Voltaiq has also been working to provide functionality that creates transparency and facilitates distributed decision making for stakeholders beyond the team of front-line battery engineers. The goal of this initiative is to provide our customers with a truly comprehensive view of their battery program. One example of this is the Voltaiq Lab Management Dashboard. The Lab Management Dashboard helps to maximize testing throughput and equipment utilization across your entire test operation and to quickly identify and troubleshoot any issues that arise at the channel-, tester-, or even lab-level. In the current environment, the Lab Management Dashboard offers director-level stakeholders a snapshot overview of test status across their entire organization, enabling them to gauge progress and plan for the future.

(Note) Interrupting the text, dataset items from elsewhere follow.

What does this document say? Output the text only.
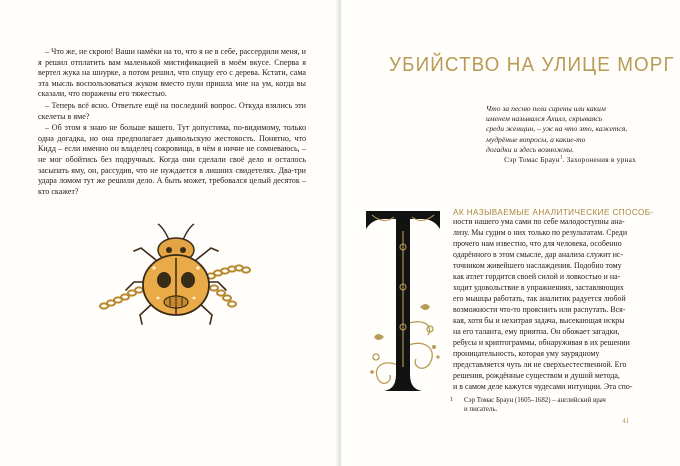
– Что же, не скрою! Ваши намёки на то, что я не в себе, рассердили меня, и я решил отплатить вам маленькой мистификацией в моём вкусе. Сперва я вертел жука на шнурке, а потом решил, что спущу его с дерева. Кстати, сама эта мысль воспользоваться жуком вместо пули пришла мне на ум, когда вы сказали, что поражены его тяжестью.

– Теперь всё ясно. Ответьте ещё на последний вопрос. Откуда взялись эти скелеты в яме?

– Об этом я знаю не больше вашего. Тут допустима, по-видимому, только одна догадка, но она предполагает дьявольскую жестокость. Понятно, что Кидд – если именно он владелец сокровища, в чём я ничне не сомневаюсь, – не мог обойтись без подручных. Когда они сделали своё дело и осталось засыпать яму, он, рассудив, что не нуждается в лишних свидетелях. Два-три удара ломом тут же решили дело. А быть может, требовался целый десяток – кто скажет?

УБИЙСТВО НА УЛИЦЕ МОРГ
Что за песню пели сирены или каким
именем назывался Ахилл, скрываясь
среди женщин, – уж на что это, кажется,
мудрёные вопросы, а какие-то
догадки и здесь возможны.
Сэр Томас Браун$^1$. Захоронения в урнах
Т
АК НАЗЫВАЕМЫЕ АНАЛИТИЧЕСКИЕ СПОСОБ-
ности нашего ума сами по себе малодоступны ана-
лизу. Мы судим о них только по результатам. Среди
прочего нам известно, что для человека, особенно
одарённого в этом смысле, дар анализа служит ис-
точником живейшего наслаждения. Подобно тому
как атлет гордится своей силой и ловкостью и на-
ходит удовольствие в упражнениях, заставляющих
его мышцы работать, так аналитик радуется любой
возможности что-то прояснить или распутать. Вся-
кая, хотя бы и нехитрая задача, высекающая искры
на его таланта, ему приятна. Он обожает загадки,
ребусы и криптограммы, обнаруживая в их решении
проницательность, которая уму заурядному
представляется чуть ли не сверхъестественной. Его
решения, рождённые существом и душой метода,
и в самом деле кажутся чудесами интуиции. Эта спо-
1 Сэр Томас Браун (1605–1682) – английский врач
и писатель.
41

Now is the time to invest in new tools and processes

During a recession, a company executive’s primary focus is to manage the financial health of their organization, which boils down to two key imperatives: increasing revenue and cutting costs. However when economic activity has slowed and there are significant headwinds to increasing revenue, leaders are tasked with focusing on their core products and projects to maintain baseline revenue and plan for the future. To gain a leg up on the competition, companies can invest strategically in tools to enhance operational efficiency and productivity. Now is the time to invest in these tools, especially as opportunity costs are lower during a recession. These improvements will enhance cash flow and pay dividends in the long term. Technology platform tools are already showing their value in helping companies survive COVID-19. Companies are trusting Voltaiq to ensure continuity in their battery programs and have deemed Voltaiq mission critical to their daily operations. In fact, a leading specialty battery manufacturer noted that not using Voltaiq would be like “going back to the brick phone and learning how to send text messages.”

Beyond helping to ensure continuity of core business operations during COVID-19, the Voltaiq Battery Intelligence platform empowers customers with data-driven insights to solve the most difficult and pressing problems with their battery technology. Nanoramic, for example, uses Voltaiq for end-of-line quality assurance testing for their energy storage devices and has highlighted how Voltaiq is helping their company to maximize production revenue. In this specific use case, Voltaiq helps to pinpoint critical production issues and troubleshoot problems within minutes on the Voltaiq platform, without requiring a full production shutdown. The results accrue directly to the bottom line: continued operation and throughput rather than lost production time and lost revenue. 

Now is the time to invest in a cloud-based Battery Intelligence platform to ensure continuity of your battery program. As highlighted above, companies that seek to maintain a market leader position in the battery field cannot afford to stand still. The HBR article places specific emphasis here: “the first reason to prioritize digital transformation ahead of or during a downturn is that improved analytics can help management better understand the business, how the recession is affecting it, and where there’s potential for operational improvements.” So while the competition  waits for the recession clouds to clear, forward-thinking organizations can get ahead by investing in a comprehensive cloud-based battery analytics platform designed to accelerate product development and ensure quality and traceability in manufactured, shipped product. That’s Battery Intelligence.